The states and transitions give all the needed information for the parse table's shift actions and goto actions.  The generator also needs to calculate the expected lookahead sets for each reduce action.

In '''SLR''' parsers, these lookahead sets are determined directly from the grammar, without considering the individual states and transitions.  For each nonterminal S, the SLR generator works out Follows(S), the set of all the terminal symbols which can immediately follow some occurrence of S.  In the parse table, each reduction to S uses Follow(S) as its LR(1) lookahead set.  Such follow sets are also used by generators for LL top-down parsers.  A grammar that has no shift/reduce or reduce/reduce conflicts when using Follow sets is called an SLR grammar.
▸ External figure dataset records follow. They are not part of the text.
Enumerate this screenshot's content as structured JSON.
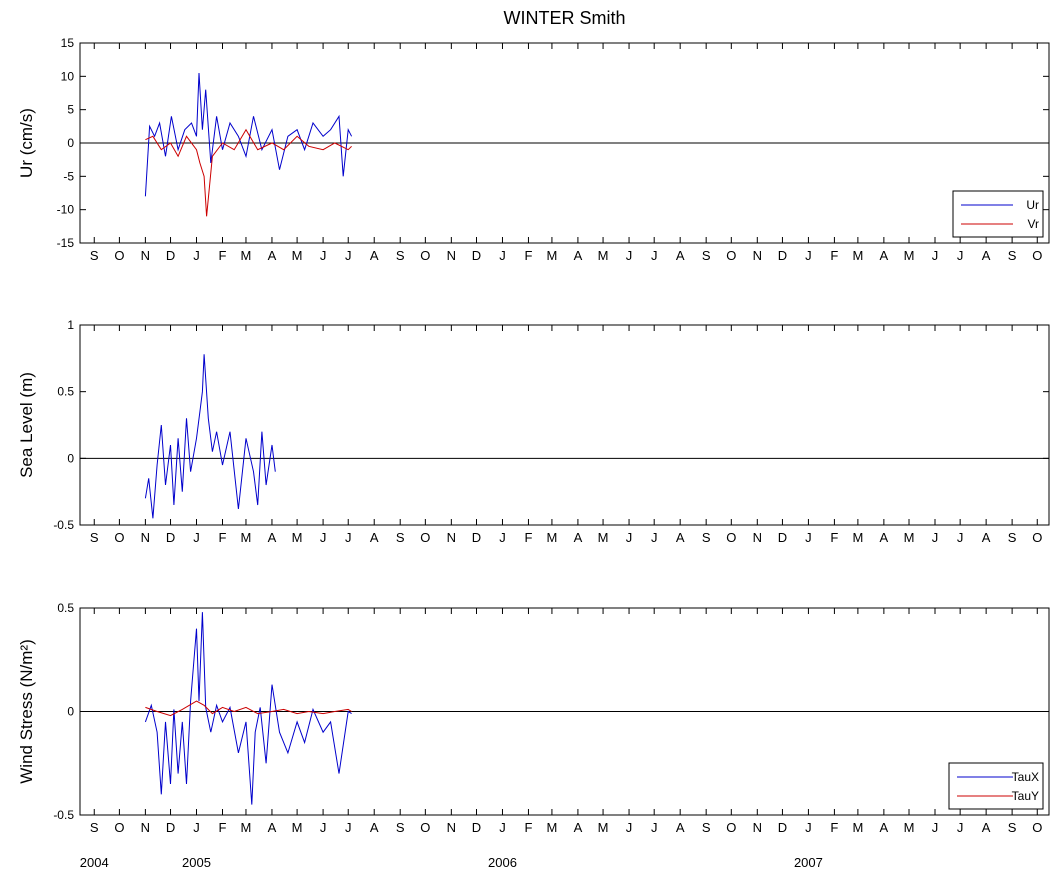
{
  "title": "WINTER Smith",
  "month_labels": [
    "S",
    "O",
    "N",
    "D",
    "J",
    "F",
    "M",
    "A",
    "M",
    "J",
    "J",
    "A",
    "S",
    "O",
    "N",
    "D",
    "J",
    "F",
    "M",
    "A",
    "M",
    "J",
    "J",
    "A",
    "S",
    "O",
    "N",
    "D",
    "J",
    "F",
    "M",
    "A",
    "M",
    "J",
    "J",
    "A",
    "S",
    "O"
  ],
  "year_labels": [
    {
      "label": "2004",
      "month_index": 0
    },
    {
      "label": "2005",
      "month_index": 4
    },
    {
      "label": "2006",
      "month_index": 16
    },
    {
      "label": "2007",
      "month_index": 28
    }
  ],
  "chart_data": [
    {
      "type": "line",
      "ylabel": "Ur (cm/s)",
      "ylim": [
        -15,
        15
      ],
      "yticks": [
        "15",
        "10",
        "5",
        "0",
        "-5",
        "-10",
        "-15"
      ],
      "ytick_values": [
        15,
        10,
        5,
        0,
        -5,
        -10,
        -15
      ],
      "legend": "bottom-right",
      "series": [
        {
          "name": "Ur",
          "color": "#0000cc",
          "x": [
            "2004-11-01",
            "2004-11-06",
            "2004-11-12",
            "2004-11-18",
            "2004-11-25",
            "2004-12-02",
            "2004-12-10",
            "2004-12-18",
            "2004-12-26",
            "2005-01-01",
            "2005-01-04",
            "2005-01-08",
            "2005-01-12",
            "2005-01-18",
            "2005-01-25",
            "2005-02-01",
            "2005-02-10",
            "2005-02-20",
            "2005-03-01",
            "2005-03-10",
            "2005-03-20",
            "2005-04-01",
            "2005-04-10",
            "2005-04-20",
            "2005-05-01",
            "2005-05-10",
            "2005-05-20",
            "2005-06-01",
            "2005-06-10",
            "2005-06-20",
            "2005-06-25",
            "2005-07-01",
            "2005-07-05"
          ],
          "y": [
            -8,
            2.5,
            1,
            3,
            -2,
            4,
            -1,
            2,
            3,
            1,
            10.5,
            2,
            8,
            -3,
            4,
            -1,
            3,
            1,
            -2,
            4,
            -1,
            2,
            -4,
            1,
            2,
            -1,
            3,
            1,
            2,
            4,
            -5,
            2,
            1
          ]
        },
        {
          "name": "Vr",
          "color": "#cc0000",
          "x": [
            "2004-11-01",
            "2004-11-10",
            "2004-11-20",
            "2004-12-01",
            "2004-12-10",
            "2004-12-20",
            "2005-01-01",
            "2005-01-05",
            "2005-01-10",
            "2005-01-13",
            "2005-01-20",
            "2005-02-01",
            "2005-02-15",
            "2005-03-01",
            "2005-03-15",
            "2005-04-01",
            "2005-04-15",
            "2005-05-01",
            "2005-05-15",
            "2005-06-01",
            "2005-06-15",
            "2005-07-01",
            "2005-07-05"
          ],
          "y": [
            0.5,
            1,
            -1,
            0,
            -2,
            1,
            -1,
            -3,
            -5,
            -11,
            -2,
            0,
            -1,
            2,
            -1,
            0,
            -1,
            1,
            -0.5,
            -1,
            0,
            -1,
            -0.5
          ]
        }
      ]
    },
    {
      "type": "line",
      "ylabel": "Sea Level (m)",
      "ylim": [
        -0.5,
        1
      ],
      "yticks": [
        "1",
        "0.5",
        "0",
        "-0.5"
      ],
      "ytick_values": [
        1,
        0.5,
        0,
        -0.5
      ],
      "series": [
        {
          "color": "#0000cc",
          "x": [
            "2004-11-01",
            "2004-11-05",
            "2004-11-10",
            "2004-11-15",
            "2004-11-20",
            "2004-11-25",
            "2004-12-01",
            "2004-12-05",
            "2004-12-10",
            "2004-12-15",
            "2004-12-20",
            "2004-12-25",
            "2005-01-01",
            "2005-01-05",
            "2005-01-08",
            "2005-01-10",
            "2005-01-15",
            "2005-01-20",
            "2005-01-25",
            "2005-02-01",
            "2005-02-10",
            "2005-02-20",
            "2005-03-01",
            "2005-03-10",
            "2005-03-15",
            "2005-03-20",
            "2005-03-25",
            "2005-04-01",
            "2005-04-05"
          ],
          "y": [
            -0.3,
            -0.15,
            -0.45,
            -0.05,
            0.25,
            -0.2,
            0.1,
            -0.35,
            0.15,
            -0.25,
            0.3,
            -0.1,
            0.15,
            0.35,
            0.5,
            0.78,
            0.3,
            0.05,
            0.2,
            -0.05,
            0.2,
            -0.38,
            0.15,
            -0.1,
            -0.35,
            0.2,
            -0.2,
            0.1,
            -0.1
          ]
        }
      ]
    },
    {
      "type": "line",
      "ylabel": "Wind Stress (N/m²)",
      "ylim": [
        -0.5,
        0.5
      ],
      "yticks": [
        "0.5",
        "0",
        "-0.5"
      ],
      "ytick_values": [
        0.5,
        0,
        -0.5
      ],
      "legend": "bottom-right",
      "series": [
        {
          "name": "TauX",
          "color": "#0000cc",
          "x": [
            "2004-11-01",
            "2004-11-08",
            "2004-11-15",
            "2004-11-20",
            "2004-11-25",
            "2004-12-01",
            "2004-12-05",
            "2004-12-10",
            "2004-12-15",
            "2004-12-20",
            "2004-12-25",
            "2005-01-01",
            "2005-01-04",
            "2005-01-08",
            "2005-01-12",
            "2005-01-18",
            "2005-01-25",
            "2005-02-01",
            "2005-02-10",
            "2005-02-20",
            "2005-03-01",
            "2005-03-08",
            "2005-03-12",
            "2005-03-18",
            "2005-03-25",
            "2005-04-01",
            "2005-04-10",
            "2005-04-20",
            "2005-05-01",
            "2005-05-10",
            "2005-05-20",
            "2005-06-01",
            "2005-06-10",
            "2005-06-20",
            "2005-07-01",
            "2005-07-05"
          ],
          "y": [
            -0.05,
            0.03,
            -0.1,
            -0.4,
            -0.05,
            -0.35,
            0.01,
            -0.3,
            -0.05,
            -0.35,
            0.05,
            0.4,
            0.05,
            0.48,
            0.02,
            -0.1,
            0.03,
            -0.05,
            0.02,
            -0.2,
            -0.05,
            -0.45,
            -0.1,
            0.02,
            -0.25,
            0.13,
            -0.1,
            -0.2,
            -0.05,
            -0.15,
            0.01,
            -0.1,
            -0.05,
            -0.3,
            0.0,
            -0.01
          ]
        },
        {
          "name": "TauY",
          "color": "#cc0000",
          "x": [
            "2004-11-01",
            "2004-11-15",
            "2004-12-01",
            "2004-12-15",
            "2005-01-01",
            "2005-01-10",
            "2005-01-20",
            "2005-02-01",
            "2005-02-15",
            "2005-03-01",
            "2005-03-15",
            "2005-04-01",
            "2005-04-15",
            "2005-05-01",
            "2005-05-15",
            "2005-06-01",
            "2005-06-15",
            "2005-07-01",
            "2005-07-05"
          ],
          "y": [
            0.02,
            0.0,
            -0.02,
            0.01,
            0.05,
            0.03,
            -0.01,
            0.02,
            0.0,
            0.02,
            -0.01,
            0.0,
            0.01,
            -0.01,
            0.0,
            -0.01,
            0.0,
            0.01,
            0.0
          ]
        }
      ]
    }
  ]
}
'''LALR''' parsers have the same states as SLR parsers, but use a more complicated, more precise way of working out the minimum necessary reduction lookaheads for each individual state.  Depending on the details of the grammar, this may turn out to be the same as the Follow set computed by SLR parser generators, or it may turn out to be a subset of the SLR lookaheads.  Some grammars are okay for LALR parser generators but not for SLR parser generators.  This happens when the grammar has spurious shift/reduce or reduce/reduce conflicts using Follow sets, but no conflicts when using the exact sets computed by the LALR generator.  The grammar is then called LALR(1) but not SLR.
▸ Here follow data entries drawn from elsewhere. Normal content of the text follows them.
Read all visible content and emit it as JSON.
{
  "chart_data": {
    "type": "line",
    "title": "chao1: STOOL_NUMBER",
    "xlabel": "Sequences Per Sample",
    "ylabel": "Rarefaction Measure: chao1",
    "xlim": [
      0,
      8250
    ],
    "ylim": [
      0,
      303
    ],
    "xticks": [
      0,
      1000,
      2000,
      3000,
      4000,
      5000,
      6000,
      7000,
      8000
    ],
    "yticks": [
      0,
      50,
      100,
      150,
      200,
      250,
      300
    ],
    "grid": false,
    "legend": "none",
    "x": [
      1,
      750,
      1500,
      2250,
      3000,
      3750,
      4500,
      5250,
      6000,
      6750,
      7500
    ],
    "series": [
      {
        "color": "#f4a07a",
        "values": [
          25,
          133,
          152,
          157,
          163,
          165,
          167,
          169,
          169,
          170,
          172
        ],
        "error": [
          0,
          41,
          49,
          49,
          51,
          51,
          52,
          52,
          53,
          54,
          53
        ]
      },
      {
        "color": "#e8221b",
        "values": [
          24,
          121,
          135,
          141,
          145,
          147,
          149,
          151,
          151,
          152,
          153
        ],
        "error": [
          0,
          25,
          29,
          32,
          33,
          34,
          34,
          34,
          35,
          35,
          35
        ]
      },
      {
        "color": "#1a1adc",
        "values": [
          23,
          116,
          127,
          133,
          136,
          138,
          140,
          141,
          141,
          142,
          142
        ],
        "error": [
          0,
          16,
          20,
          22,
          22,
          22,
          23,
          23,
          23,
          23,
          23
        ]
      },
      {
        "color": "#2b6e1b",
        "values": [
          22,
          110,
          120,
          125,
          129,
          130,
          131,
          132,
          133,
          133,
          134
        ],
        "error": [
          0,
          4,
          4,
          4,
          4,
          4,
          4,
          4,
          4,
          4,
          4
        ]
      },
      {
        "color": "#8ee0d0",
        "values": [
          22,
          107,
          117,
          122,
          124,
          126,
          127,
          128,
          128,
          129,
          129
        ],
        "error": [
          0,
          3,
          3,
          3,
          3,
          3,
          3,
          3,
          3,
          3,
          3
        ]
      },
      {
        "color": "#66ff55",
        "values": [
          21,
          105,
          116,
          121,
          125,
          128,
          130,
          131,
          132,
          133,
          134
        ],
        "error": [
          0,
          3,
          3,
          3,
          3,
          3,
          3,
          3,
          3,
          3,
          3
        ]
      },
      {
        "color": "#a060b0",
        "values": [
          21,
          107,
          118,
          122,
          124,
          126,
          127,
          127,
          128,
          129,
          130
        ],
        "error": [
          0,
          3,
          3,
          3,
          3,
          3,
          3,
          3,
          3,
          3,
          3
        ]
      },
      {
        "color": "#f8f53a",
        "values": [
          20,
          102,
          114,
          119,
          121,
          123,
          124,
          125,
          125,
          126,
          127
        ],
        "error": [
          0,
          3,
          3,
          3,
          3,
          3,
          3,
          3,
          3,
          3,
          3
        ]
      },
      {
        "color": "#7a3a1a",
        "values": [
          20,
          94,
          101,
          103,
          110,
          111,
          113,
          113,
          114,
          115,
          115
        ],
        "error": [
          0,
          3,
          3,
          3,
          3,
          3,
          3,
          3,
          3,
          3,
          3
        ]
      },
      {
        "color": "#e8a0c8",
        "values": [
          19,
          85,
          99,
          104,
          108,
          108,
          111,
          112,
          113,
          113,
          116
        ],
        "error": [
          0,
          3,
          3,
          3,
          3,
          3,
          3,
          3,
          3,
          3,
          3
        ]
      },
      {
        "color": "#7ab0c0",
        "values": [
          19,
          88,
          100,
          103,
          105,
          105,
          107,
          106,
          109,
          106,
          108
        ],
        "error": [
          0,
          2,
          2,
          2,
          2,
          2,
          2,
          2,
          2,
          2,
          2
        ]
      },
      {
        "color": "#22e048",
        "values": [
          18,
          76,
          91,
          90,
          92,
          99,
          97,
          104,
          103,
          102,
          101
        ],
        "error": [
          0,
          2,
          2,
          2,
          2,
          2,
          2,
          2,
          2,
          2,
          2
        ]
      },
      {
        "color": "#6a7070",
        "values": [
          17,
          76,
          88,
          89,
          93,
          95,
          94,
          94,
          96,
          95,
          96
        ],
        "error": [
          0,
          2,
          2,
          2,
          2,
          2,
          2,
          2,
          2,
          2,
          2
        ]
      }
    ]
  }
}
An SLR or LALR parser avoids having duplicate states.  But this minimization is not necessary, and can sometimes create unnecessary lookahead conflicts.  '''Canonical LR''' parsers use duplicated (or "split") states to better remember the left and right context of a nonterminal's use. Each occurrence of a symbol S in the grammar can be treated independently with its own lookahead set, to help resolve reduction conflicts.  This handles a few more grammars.  Unfortunately, this greatly magnifies the size of the parse tables if done for all parts of the grammar.  This splitting of states can also be done manually and selectively with any SLR or LALR parser, by making two or more named copies of some nonterminals.  A grammar that is conflict-free for a canonical LR generator but has conflicts in an LALR generator is called LR(1) but not LALR(1), and not SLR.
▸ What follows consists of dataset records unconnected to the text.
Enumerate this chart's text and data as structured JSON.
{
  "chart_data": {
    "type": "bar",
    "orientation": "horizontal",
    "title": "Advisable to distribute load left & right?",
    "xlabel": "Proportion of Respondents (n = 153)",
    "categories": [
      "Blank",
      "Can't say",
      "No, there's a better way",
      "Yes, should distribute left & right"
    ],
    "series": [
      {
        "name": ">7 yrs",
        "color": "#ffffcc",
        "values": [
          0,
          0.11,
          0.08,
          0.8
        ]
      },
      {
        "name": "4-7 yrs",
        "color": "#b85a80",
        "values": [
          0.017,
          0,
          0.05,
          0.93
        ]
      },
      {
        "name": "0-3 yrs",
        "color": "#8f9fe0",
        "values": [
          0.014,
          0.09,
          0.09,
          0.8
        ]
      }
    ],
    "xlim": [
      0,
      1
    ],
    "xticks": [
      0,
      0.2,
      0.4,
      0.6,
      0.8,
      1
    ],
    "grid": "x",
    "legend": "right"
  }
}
SLR, LALR, and canonical LR parsers make exactly the same shift and reduce decisions when the input stream is the correct language.  When the input has a syntax error, the LALR parser may do some additional (harmless) reductions before detecting the error than would the canonical LR parser.  And the SLR parser may do even more.  This happens because the SLR and LALR parsers are using a generous superset approximation to the true, minimal lookahead symbols for that particular state.